As someone who has attended Durham, and is familiar with Newcastle, Sheffield, and several other RG universities, I don't know what the likes of Durham are doing which makes them so special in the eyes of those commenting in this thread.

I also don't see what makes people, particularly teenagers, so confident in proclaiming universities x, y and z to be "weaker" than the rest. Though admittedly the original question was "least prestigious", and there's a subtle difference between this and "weakest".

If we were to compare them in more precise terms, things might be different.
Original post by frigg113
U need to gro. Up in the real world when you need to get a job and pay the bills instead of being a layabout.

Only then will you know the value of a degree and university...nothing to do with snobbery. Its about being forward-looking aka mature


And when you grow up, and enter that real world, you'll realise that practically no one gives a rats arse whether you went to Leeds instead of Glasgow, or Edinburgh, or Bristol...
I'm applying to Liverpool next year and feel sad now . . .
Original post by River85
It wasn't targeted specifically at you, just a general remark. Though just because you aren't British doesn't mean to say you can't be influenced by such views, or be influenced in other ways (such as chosing less internationally famous cities).



That's exactly the point, I don't pick any. The quality of education, particularly at undergraduate level, is broadly comparable across the Russell Group universities in my experience. All will have their own strengths and weakeness'. It's absurd to compare what can be such radically different universities, with such varying strengths.

As someone who has attended Durham, and is familiar with Newcastle, Sheffield, and several other RG universities, I don't know what the likes of Durham are doing which makes them so special in the eyes of those commenting in this thread.

I also don't see what makes people, particularly teenagers, so confident in proclaiming universities x, y and z to be "weaker" than the rest. Though admittedly the original question was "least prestigious", and there's a subtle difference between this and "weakest".

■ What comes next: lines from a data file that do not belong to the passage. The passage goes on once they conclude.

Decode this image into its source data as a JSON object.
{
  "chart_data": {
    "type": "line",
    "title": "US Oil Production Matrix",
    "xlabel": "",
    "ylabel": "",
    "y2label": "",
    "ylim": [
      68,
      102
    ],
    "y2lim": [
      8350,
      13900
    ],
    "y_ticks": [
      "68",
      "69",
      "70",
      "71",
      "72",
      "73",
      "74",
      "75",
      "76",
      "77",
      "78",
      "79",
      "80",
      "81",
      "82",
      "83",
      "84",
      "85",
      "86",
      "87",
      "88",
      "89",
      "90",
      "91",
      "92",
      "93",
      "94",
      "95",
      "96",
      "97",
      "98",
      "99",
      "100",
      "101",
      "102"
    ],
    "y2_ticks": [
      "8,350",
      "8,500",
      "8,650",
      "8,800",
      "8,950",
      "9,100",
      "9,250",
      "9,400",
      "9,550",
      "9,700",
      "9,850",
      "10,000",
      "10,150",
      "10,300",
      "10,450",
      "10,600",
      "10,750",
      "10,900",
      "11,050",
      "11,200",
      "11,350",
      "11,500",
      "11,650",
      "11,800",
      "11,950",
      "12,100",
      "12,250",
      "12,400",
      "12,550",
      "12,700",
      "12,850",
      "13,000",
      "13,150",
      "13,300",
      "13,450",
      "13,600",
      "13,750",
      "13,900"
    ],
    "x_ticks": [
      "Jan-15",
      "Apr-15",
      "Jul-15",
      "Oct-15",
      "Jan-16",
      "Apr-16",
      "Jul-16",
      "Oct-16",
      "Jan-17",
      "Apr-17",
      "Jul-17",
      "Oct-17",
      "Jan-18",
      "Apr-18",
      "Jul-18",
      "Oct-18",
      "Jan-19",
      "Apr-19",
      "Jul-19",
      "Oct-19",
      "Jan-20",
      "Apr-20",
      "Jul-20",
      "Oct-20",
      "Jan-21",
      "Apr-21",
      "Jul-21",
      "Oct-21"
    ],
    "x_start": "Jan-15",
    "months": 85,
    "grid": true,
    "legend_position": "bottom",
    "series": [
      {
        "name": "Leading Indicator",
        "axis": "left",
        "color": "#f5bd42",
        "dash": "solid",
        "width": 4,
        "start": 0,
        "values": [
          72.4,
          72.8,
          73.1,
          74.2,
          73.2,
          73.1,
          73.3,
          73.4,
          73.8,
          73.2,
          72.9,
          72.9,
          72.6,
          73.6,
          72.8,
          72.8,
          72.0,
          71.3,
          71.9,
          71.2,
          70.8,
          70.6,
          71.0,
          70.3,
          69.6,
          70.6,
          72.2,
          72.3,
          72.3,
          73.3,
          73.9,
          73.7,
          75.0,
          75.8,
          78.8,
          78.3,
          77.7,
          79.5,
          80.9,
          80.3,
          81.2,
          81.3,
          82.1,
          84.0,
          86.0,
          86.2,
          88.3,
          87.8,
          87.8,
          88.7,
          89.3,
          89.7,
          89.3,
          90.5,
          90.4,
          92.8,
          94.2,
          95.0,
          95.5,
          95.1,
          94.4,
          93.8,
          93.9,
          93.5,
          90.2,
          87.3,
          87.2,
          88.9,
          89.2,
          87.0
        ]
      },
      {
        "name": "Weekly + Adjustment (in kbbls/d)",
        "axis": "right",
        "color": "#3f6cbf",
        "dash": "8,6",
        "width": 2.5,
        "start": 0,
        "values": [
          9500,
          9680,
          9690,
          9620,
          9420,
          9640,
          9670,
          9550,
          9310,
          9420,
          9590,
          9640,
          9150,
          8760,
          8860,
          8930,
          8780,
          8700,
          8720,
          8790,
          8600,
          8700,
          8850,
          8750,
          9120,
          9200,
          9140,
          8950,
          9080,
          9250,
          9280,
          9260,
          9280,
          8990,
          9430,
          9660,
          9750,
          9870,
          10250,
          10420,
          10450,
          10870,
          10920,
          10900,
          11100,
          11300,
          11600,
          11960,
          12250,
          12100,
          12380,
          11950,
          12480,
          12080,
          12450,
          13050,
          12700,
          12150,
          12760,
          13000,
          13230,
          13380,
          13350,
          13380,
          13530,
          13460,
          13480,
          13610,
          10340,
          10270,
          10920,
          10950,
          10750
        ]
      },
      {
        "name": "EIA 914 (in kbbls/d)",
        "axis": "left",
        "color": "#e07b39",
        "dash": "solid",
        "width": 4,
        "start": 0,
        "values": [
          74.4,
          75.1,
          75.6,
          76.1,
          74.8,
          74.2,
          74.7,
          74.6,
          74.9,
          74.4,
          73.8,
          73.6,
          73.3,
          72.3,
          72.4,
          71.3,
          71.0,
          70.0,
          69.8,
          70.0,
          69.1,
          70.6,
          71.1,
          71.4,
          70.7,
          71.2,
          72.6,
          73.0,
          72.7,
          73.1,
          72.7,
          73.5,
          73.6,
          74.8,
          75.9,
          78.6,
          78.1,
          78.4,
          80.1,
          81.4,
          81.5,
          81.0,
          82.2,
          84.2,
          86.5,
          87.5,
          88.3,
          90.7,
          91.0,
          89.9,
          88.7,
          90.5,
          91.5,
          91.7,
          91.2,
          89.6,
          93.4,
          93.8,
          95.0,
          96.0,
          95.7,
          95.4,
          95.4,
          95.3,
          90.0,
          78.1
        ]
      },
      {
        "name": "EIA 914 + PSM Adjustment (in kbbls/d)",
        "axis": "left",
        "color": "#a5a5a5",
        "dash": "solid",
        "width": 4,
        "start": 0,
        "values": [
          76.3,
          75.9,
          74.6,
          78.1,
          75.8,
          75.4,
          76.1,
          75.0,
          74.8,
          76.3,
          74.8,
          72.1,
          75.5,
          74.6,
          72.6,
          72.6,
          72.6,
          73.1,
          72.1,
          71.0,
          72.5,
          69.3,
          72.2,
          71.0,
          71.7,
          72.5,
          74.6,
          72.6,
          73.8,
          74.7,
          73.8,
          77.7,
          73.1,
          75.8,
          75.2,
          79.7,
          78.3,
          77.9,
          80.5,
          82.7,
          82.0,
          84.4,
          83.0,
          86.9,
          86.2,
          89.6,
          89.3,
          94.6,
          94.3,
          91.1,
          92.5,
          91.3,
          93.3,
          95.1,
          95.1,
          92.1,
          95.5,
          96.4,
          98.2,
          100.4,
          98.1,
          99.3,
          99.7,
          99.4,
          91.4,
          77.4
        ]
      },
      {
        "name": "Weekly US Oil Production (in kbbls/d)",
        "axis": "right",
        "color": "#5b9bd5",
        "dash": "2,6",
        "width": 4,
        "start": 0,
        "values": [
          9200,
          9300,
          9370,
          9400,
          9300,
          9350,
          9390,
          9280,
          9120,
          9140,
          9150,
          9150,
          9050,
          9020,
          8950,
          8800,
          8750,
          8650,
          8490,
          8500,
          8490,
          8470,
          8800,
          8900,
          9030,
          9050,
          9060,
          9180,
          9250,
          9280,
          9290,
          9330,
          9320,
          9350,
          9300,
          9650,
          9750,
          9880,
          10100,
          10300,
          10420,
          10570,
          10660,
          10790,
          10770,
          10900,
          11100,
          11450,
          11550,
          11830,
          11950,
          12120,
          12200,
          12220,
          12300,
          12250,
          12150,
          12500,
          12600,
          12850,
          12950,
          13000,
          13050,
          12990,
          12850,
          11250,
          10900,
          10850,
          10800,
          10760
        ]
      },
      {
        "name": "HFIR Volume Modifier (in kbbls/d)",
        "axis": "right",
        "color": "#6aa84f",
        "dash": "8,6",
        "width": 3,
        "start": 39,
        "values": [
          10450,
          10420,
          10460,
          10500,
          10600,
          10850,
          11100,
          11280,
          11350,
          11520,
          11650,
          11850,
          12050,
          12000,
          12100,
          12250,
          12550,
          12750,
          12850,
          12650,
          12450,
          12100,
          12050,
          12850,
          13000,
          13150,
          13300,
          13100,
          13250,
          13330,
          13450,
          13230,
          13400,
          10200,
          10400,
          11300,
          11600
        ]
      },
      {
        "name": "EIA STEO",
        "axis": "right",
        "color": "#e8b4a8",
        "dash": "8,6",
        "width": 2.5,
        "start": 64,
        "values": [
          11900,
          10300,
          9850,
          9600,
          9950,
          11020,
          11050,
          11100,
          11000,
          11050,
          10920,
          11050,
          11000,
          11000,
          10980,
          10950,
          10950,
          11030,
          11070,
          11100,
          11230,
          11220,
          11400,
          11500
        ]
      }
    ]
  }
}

If we were to compare them in more precise terms, things might be different.

Well for 90% of the international applicants, there are 3 types of unis: 1. Oxbridge, 2.Imperial, LSE, UCL and maybe KCL and 3. Manchester, Birmingham - most popular and the rest, Durham and Warwick are only a big deal for brits,I never even heard of them before seeing them on TSR.
Original post by SiminaM
Well for 90% of the international applicants, there are 3 types of unis: 1. Oxbridge, 2.Imperial, LSE, UCL and maybe KCL and 3. Manchester, Birmingham - most popular and the rest, Durham and Warwick are only a big deal for brits,I never even heard of them before seeing them on TSR.


I'm well aware of that, I don't deny this.